英国の動物考古学者のチームが最近、何世紀も前の軍馬の骨を分析して大きさを調べたところ、軍馬の体高は実際には驚くほど小さかったことが判明した。
研究者たちは、4世紀から17世紀半ばにかけて171カ所の考古学遺跡から出土した1,964点の馬の骨を調査した。その結果、多くの軍馬は現代の馬と比較するとポニー程度の大きさだった可能性が高いことが判明した。研究結果はInternational Journal of Osteoarchaeology誌に掲載された。
エクセター大学の考古学者で論文の共著者であるオリバー・クレイトン氏は、大学の発表で「軍馬は、貴族階級のアイデンティティの発展と密接に結びついた地位の象徴であると同時に、その機動力と衝撃力で戦況を一変させた戦争兵器として、中世イングランドの社会と文化を理解する上で中心的な役割を果たしています」と述べています。しかし、その小柄な体格を考えると、戦況を変えたこの馬は、明らかに並外れた影響力を持っていたようです。
研究チームは、軍馬と考えられる馬の種類は多岐にわたると指摘した。トーナメントでよく使われるデストリエに加え、軍事作戦で長距離を走破したルーンシーやトロッターも含まれる。骨が考古学的な文脈に置かれると、軍馬と普通の馬を区別することが難しくなる場合がある。

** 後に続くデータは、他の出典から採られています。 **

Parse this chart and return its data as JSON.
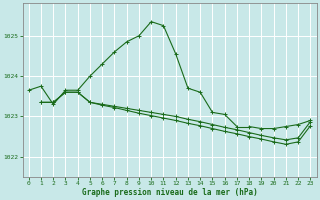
{
  "title": "Graphe pression niveau de la mer (hPa)",
  "background_color": "#c8e8e8",
  "grid_color": "#ffffff",
  "line_color": "#1a6b1a",
  "ylim": [
    1021.5,
    1025.8
  ],
  "yticks": [
    1022,
    1023,
    1024,
    1025
  ],
  "xlim": [
    -0.5,
    23.5
  ],
  "xticks": [
    0,
    1,
    2,
    3,
    4,
    5,
    6,
    7,
    8,
    9,
    10,
    11,
    12,
    13,
    14,
    15,
    16,
    17,
    18,
    19,
    20,
    21,
    22,
    23
  ],
  "series1_x": [
    0,
    1,
    2,
    3,
    4,
    5,
    6,
    7,
    8,
    9,
    10,
    11,
    12,
    13,
    14,
    15,
    16,
    17
  ],
  "series1_y": [
    1023.65,
    1023.75,
    1023.3,
    1023.65,
    1023.65,
    1024.0,
    1024.3,
    1024.6,
    1024.85,
    1025.0,
    1025.35,
    1025.25,
    1024.55,
    1023.7,
    1023.6,
    1023.1,
    1023.05,
    1022.75
  ],
  "series2_x": [
    18,
    19,
    20,
    21,
    22,
    23
  ],
  "series2_y": [
    1022.75,
    1022.7,
    1022.7,
    1022.75,
    1022.8,
    1022.9
  ],
  "series3_x": [
    1,
    2,
    3,
    4,
    5,
    6,
    7,
    8,
    9,
    10,
    11,
    12,
    13,
    14,
    15,
    16,
    17,
    18,
    19,
    20,
    21,
    22,
    23
  ],
  "series3_y": [
    1023.35,
    1023.35,
    1023.6,
    1023.6,
    1023.35,
    1023.3,
    1023.25,
    1023.2,
    1023.15,
    1023.1,
    1023.05,
    1023.0,
    1022.93,
    1022.87,
    1022.8,
    1022.73,
    1022.67,
    1022.6,
    1022.53,
    1022.47,
    1022.42,
    1022.47,
    1022.87
  ],
  "series4_x": [
    1,
    2,
    3,
    4,
    5,
    6,
    7,
    8,
    9,
    10,
    11,
    12,
    13,
    14,
    15,
    16,
    17,
    18,
    19,
    20,
    21,
    22,
    23
  ],
  "series4_y": [
    1023.35,
    1023.35,
    1023.6,
    1023.6,
    1023.35,
    1023.28,
    1023.22,
    1023.15,
    1023.08,
    1023.02,
    1022.96,
    1022.9,
    1022.83,
    1022.77,
    1022.7,
    1022.63,
    1022.57,
    1022.5,
    1022.44,
    1022.37,
    1022.31,
    1022.37,
    1022.77
  ]
}
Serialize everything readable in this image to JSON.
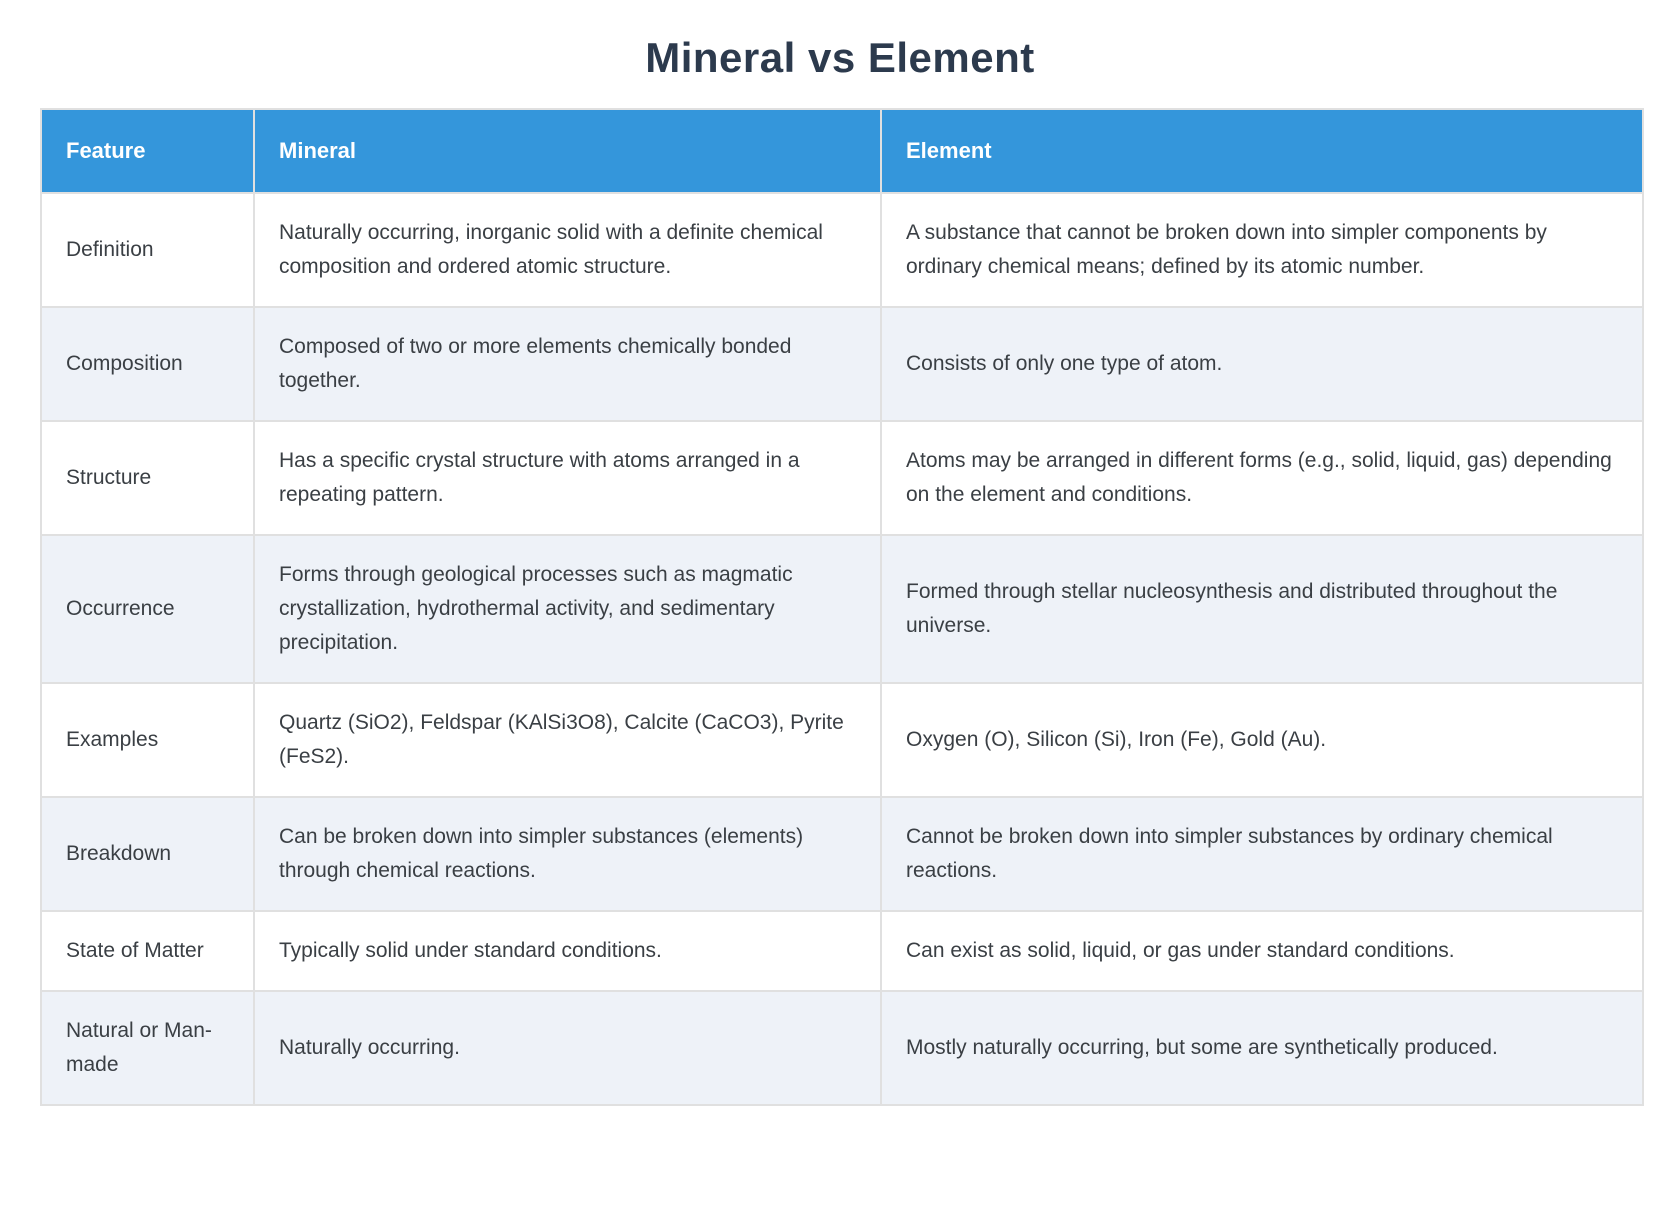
{
  "page": {
    "title": "Mineral vs Element"
  },
  "colors": {
    "header_bg": "#3496db",
    "header_text": "#ffffff",
    "title_color": "#2c3a4d",
    "row_alt_bg": "#eef2f8",
    "row_bg": "#ffffff",
    "border": "#e0e0e0",
    "text": "#3a3f44"
  },
  "table": {
    "columns": [
      {
        "key": "feature",
        "label": "Feature"
      },
      {
        "key": "mineral",
        "label": "Mineral"
      },
      {
        "key": "element",
        "label": "Element"
      }
    ],
    "rows": [
      {
        "feature": "Definition",
        "mineral": "Naturally occurring, inorganic solid with a definite chemical composition and ordered atomic structure.",
        "element": "A substance that cannot be broken down into simpler components by ordinary chemical means; defined by its atomic number."
      },
      {
        "feature": "Composition",
        "mineral": "Composed of two or more elements chemically bonded together.",
        "element": "Consists of only one type of atom."
      },
      {
        "feature": "Structure",
        "mineral": "Has a specific crystal structure with atoms arranged in a repeating pattern.",
        "element": "Atoms may be arranged in different forms (e.g., solid, liquid, gas) depending on the element and conditions."
      },
      {
        "feature": "Occurrence",
        "mineral": "Forms through geological processes such as magmatic crystallization, hydrothermal activity, and sedimentary precipitation.",
        "element": "Formed through stellar nucleosynthesis and distributed throughout the universe."
      },
      {
        "feature": "Examples",
        "mineral": "Quartz (SiO2), Feldspar (KAlSi3O8), Calcite (CaCO3), Pyrite (FeS2).",
        "element": "Oxygen (O), Silicon (Si), Iron (Fe), Gold (Au)."
      },
      {
        "feature": "Breakdown",
        "mineral": "Can be broken down into simpler substances (elements) through chemical reactions.",
        "element": "Cannot be broken down into simpler substances by ordinary chemical reactions."
      },
      {
        "feature": "State of Matter",
        "mineral": "Typically solid under standard conditions.",
        "element": "Can exist as solid, liquid, or gas under standard conditions."
      },
      {
        "feature": "Natural or Man-made",
        "mineral": "Naturally occurring.",
        "element": "Mostly naturally occurring, but some are synthetically produced."
      }
    ]
  }
}
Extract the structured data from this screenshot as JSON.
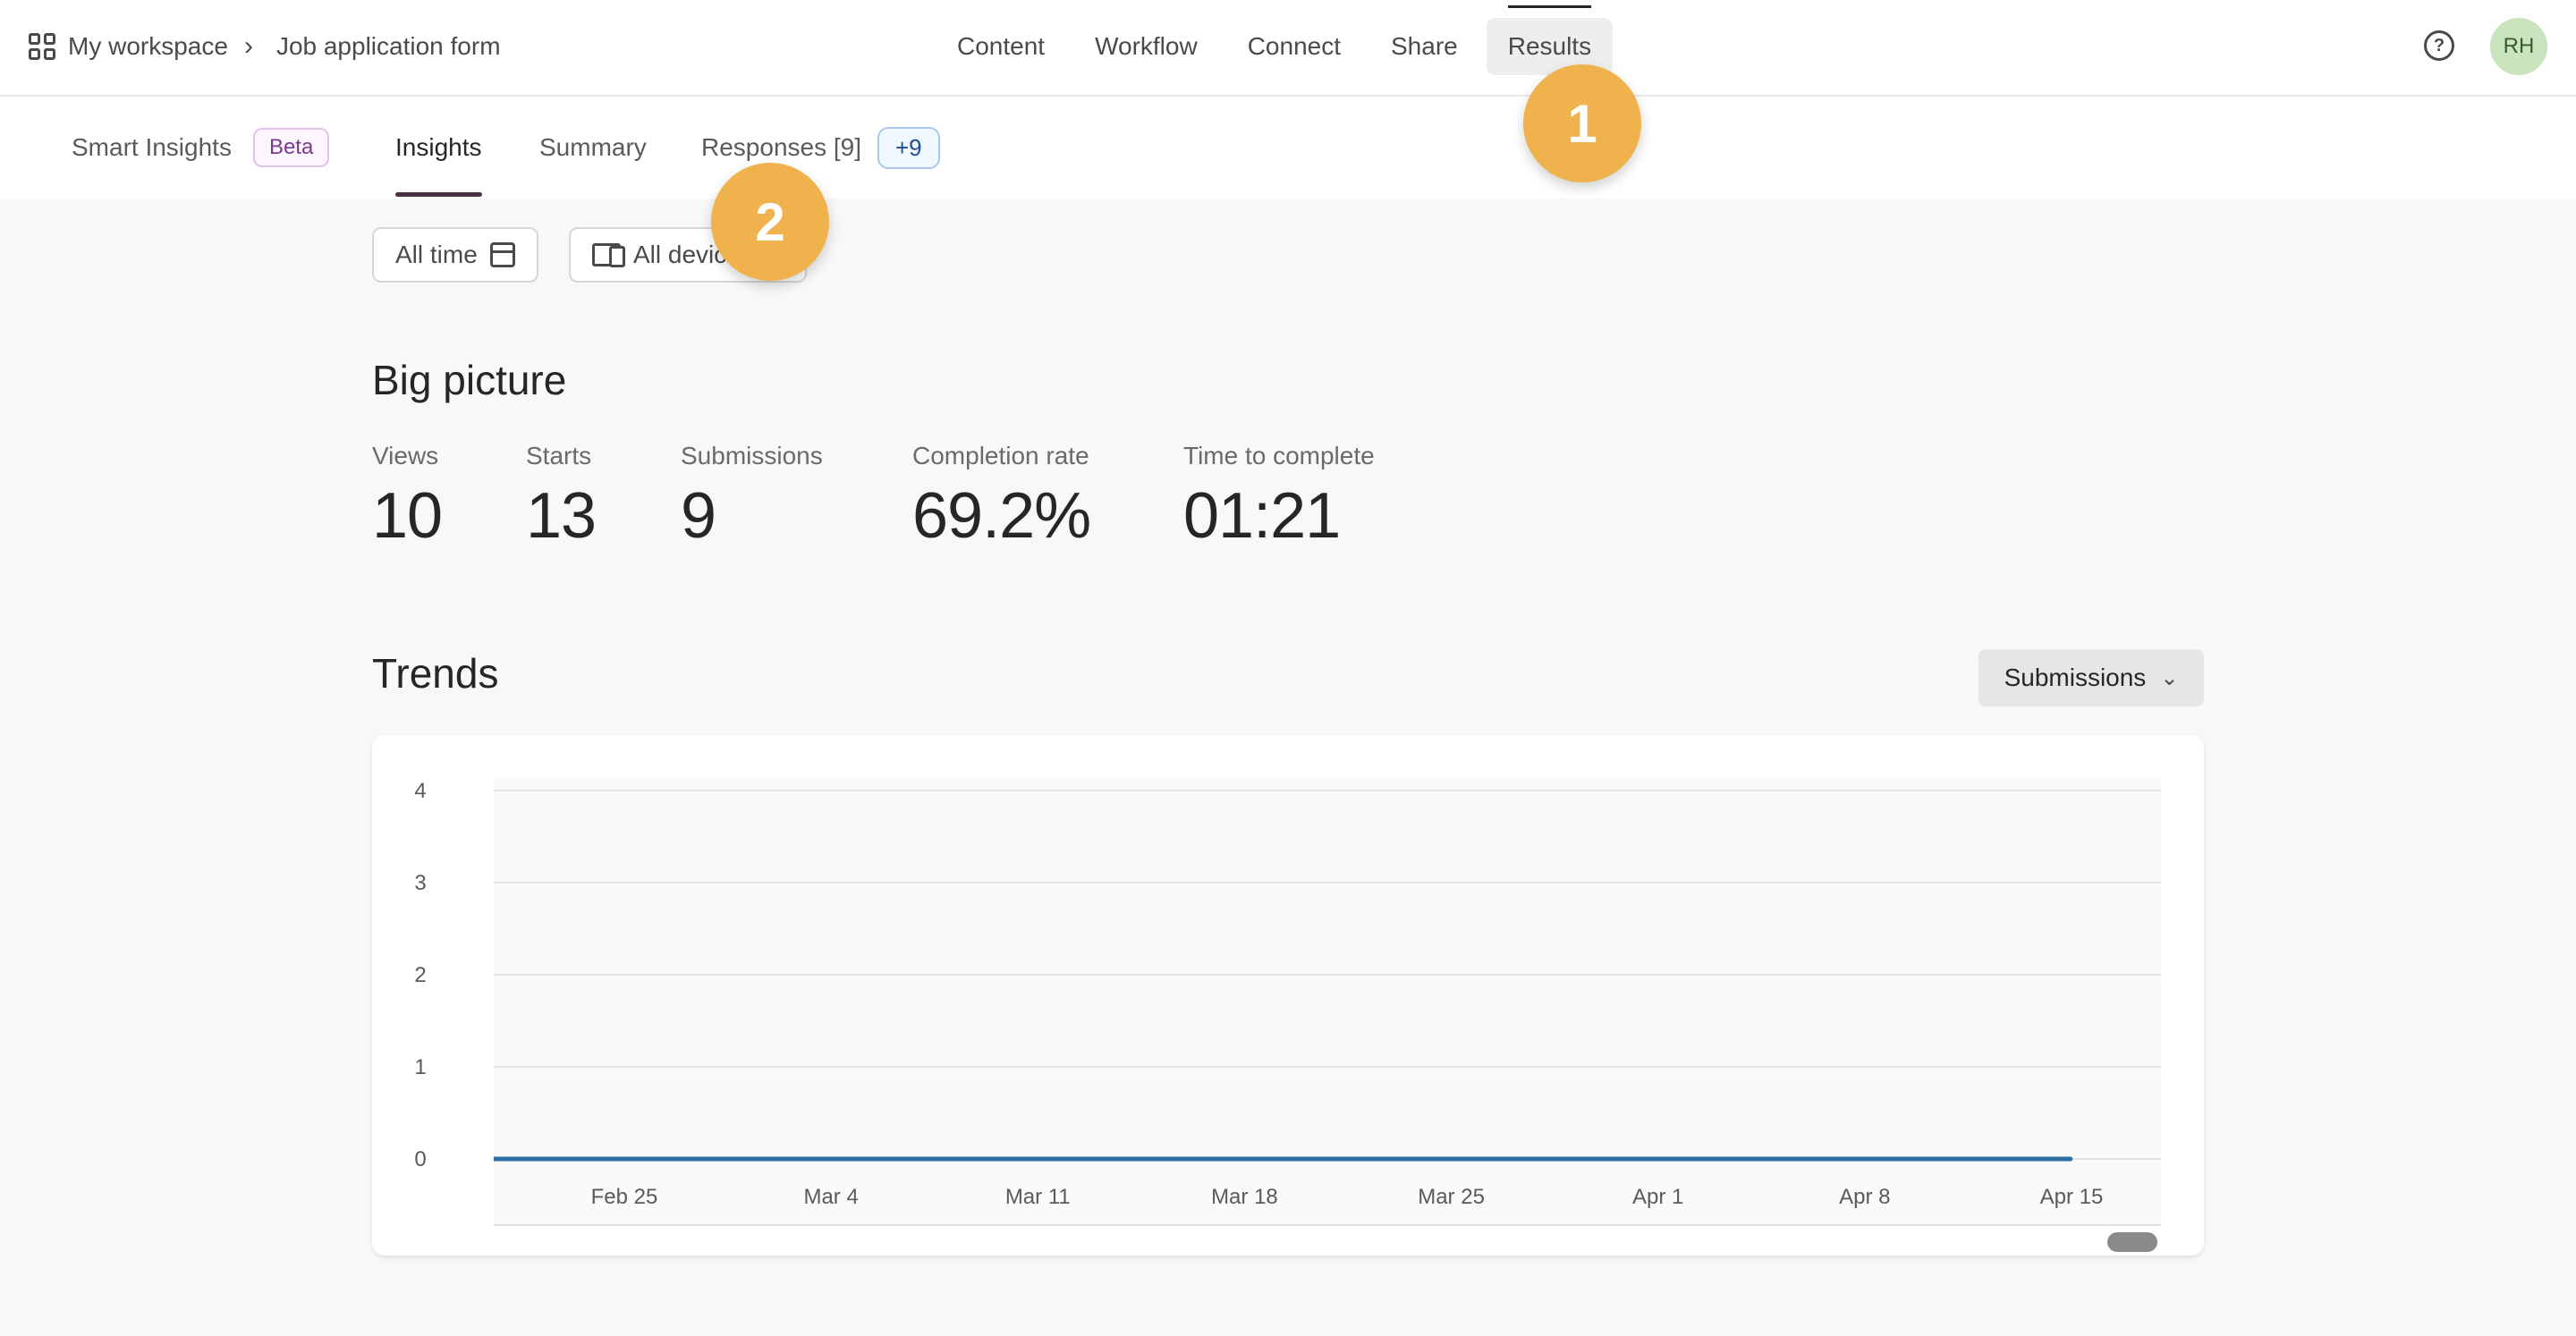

「この問題については、考古学者や歴史家の間で長年にわたり多くの議論が交わされてきました」と、エクセター大学の考古学者アラン・アウトラム氏はギズモードへのメールで述べています。「文献には『偉大な馬』という表現がありますが、それが具体的に何を意味するのかは書かれておらず、それは主に現代の馬の17~18ハンド(約17~18ハンド)を基準に解釈されてきました。ここでの警察馬の最低身長は16.2ハンドです。」
「多くの映画や博物館の展示では、デストリエのような馬が描かれており、それが一般大衆の想像です。しかし、考古学的記録は、これらの馬が一般的にはるかに小型だったことを示唆しています」とウートラム氏は付け加えた。「実際、私たちが研究した約2000頭の馬の中には、現代の警察馬に匹敵するものは1頭もいませんでした。デストリエは普通の馬よりも比較的大型(つまり比較的『偉大』)だった可能性が高いですが、現代の基準からするとかなり小型だったと言えるでしょう。」
馬の大きさは、肩甲骨(首と肩の接合部)の高さで測られます。16ハンド(約160cm)の馬が考古学的記録に初めて登場するのは13世紀です。しかし、馬が荷馬車(荷馬車)サイズになったのは、それからさらに1世紀ほど後のことでした(荷馬車とは、馬車などの重い荷物を運ぶために使われた大型の馬のことです)。
研究者らは、メディアでは荷馬の一種であるシャイア馬が軍馬の役割を担うことが多いと指摘する。しかし、シャイア馬の肩高は18ハンド(約45cm)あり、実際の軍馬よりもはるかに大きい。研究者らは、王室の種馬ネットワークが最盛期であった時代でさえ、15ハンド(約45cm)の馬でさえ非常に稀であったことを明らかにした。
研究者たちは、調べた標本が成馬であることを確信しました。なぜなら、動物の成長が止まった際に骨が癒合しているのを調べたからです。論文によると、最も小型の馬の中にはロバほどの大きさのものもいましたが、ローマ時代から中世以降の馬は平均してラバよりわずかに小さかったそうです。農業革命に伴い、馬の飼育はより集約的になり、より大型の馬が登場し始めました。
現在、研究チームは馬の遺骨から採取した古代DNAを研究し、馬の骨の形態学的変化を解明しています。この変化は、馬が従事していた作業の種類によって生じます。将来、古代DNAの分析が進めば、考古学者が馬の品種が何世紀にもわたってどのように進化してきたかを理解できる可能性があると研究者らは指摘しています。中世の馬の大きさは様々でしたが、ロバほどの大きさの馬に騎乗した騎兵隊のイメージは、今もなお記憶に残っています。
この記事は、Alan Outram からのコメントを含めるように更新されました。